No matter that hundreds of thousands have died or are dying in conflicts in Congo, Angola, Namibia, or Somalia, never mind the continuing genocide in Darfur, forget the civil war in Colombia, set aside all the AIDS death in South Africa. As long as Wheatcroft and his people are OK, then the world is OK. But, wait, there’s more:

And now Japan is being joined by China and India in an explosive economic development (with whatever untoward social and environmental consequences) that may yet make this the Asian century.

Because, really, who cares about those social and environmental consequences? Fuck the environment, fuck the journalists rotting in jail, fuck Tibet. As long as he has his cheap, Chinese-made toys, he’s happy. Oh, wait, there’s a problem:

There is, in fact, just one region on earth that gives grounds for the deepest gloom. We unhelpfully call it the Middle East, although what’s really meant is Western Asia, the area between the Mediterranean and the Indus, bordered in the north by the Black Sea, the Caucasus and desert, in the south by the Persian Gulf and the Indian Ocean.

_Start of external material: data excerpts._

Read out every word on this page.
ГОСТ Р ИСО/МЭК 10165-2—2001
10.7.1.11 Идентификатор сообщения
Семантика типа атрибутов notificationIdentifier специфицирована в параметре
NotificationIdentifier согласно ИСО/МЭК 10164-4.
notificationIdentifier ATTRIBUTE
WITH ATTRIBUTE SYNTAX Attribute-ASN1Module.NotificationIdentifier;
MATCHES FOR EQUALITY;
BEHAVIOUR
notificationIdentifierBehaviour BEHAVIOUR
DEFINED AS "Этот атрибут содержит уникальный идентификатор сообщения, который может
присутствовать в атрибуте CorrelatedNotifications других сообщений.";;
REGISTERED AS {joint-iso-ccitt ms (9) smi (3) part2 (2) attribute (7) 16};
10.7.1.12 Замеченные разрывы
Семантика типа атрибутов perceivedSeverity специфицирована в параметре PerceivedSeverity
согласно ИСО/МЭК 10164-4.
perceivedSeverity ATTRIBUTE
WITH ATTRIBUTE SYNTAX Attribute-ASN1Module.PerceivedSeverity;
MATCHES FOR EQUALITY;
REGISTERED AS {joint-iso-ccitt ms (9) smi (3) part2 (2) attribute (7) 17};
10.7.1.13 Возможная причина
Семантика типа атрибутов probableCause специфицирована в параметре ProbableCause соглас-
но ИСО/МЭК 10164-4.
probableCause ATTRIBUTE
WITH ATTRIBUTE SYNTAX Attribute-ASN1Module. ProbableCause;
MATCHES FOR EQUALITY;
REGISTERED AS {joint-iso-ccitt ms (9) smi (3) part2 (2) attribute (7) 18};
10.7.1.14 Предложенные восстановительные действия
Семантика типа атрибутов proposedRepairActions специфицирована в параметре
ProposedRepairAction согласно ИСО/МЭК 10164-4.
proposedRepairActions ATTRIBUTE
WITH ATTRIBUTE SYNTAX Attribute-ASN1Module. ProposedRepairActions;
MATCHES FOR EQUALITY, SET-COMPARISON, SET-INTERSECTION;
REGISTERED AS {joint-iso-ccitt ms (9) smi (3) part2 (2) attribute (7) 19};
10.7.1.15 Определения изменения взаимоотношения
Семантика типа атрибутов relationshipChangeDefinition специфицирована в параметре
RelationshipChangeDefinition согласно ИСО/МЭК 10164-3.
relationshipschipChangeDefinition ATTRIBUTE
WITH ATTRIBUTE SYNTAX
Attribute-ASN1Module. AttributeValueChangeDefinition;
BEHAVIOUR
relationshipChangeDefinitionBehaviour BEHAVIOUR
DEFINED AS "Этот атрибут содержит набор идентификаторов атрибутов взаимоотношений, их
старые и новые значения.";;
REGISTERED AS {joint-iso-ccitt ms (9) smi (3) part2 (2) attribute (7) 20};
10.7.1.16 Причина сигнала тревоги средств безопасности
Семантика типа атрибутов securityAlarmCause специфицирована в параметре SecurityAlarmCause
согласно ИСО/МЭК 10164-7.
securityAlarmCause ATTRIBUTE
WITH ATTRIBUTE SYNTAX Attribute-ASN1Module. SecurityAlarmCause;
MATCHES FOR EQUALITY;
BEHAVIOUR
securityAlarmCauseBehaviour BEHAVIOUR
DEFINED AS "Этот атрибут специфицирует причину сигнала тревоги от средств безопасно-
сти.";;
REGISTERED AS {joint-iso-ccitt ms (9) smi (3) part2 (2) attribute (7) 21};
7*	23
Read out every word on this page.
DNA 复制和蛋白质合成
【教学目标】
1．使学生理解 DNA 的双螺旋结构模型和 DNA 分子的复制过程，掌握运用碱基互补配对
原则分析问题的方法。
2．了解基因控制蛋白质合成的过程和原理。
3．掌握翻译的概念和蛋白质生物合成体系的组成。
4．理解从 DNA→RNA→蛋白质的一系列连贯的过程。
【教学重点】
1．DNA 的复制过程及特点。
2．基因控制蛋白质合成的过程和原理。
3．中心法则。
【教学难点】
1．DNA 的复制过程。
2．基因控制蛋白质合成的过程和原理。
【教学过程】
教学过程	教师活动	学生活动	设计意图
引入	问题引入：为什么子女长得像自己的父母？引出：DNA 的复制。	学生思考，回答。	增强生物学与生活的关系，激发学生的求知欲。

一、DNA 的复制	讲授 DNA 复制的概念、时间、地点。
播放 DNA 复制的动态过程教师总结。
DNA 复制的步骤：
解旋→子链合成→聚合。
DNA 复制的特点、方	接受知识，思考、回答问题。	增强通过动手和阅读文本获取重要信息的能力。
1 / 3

That region is in the throes of a historically immense, pathological crisis whose character we only partly understand, although we can perceive easily enough that what is already perilous may turn catastrophic, and could yet engulf us all.

See, I didn’t realize that the earth revolves around the Middle-East and America. They left that part out of my geography classes in high school.

If you’re curious what this provincial preamble has to do with Robert Fisk’s book, well, you’re not alone.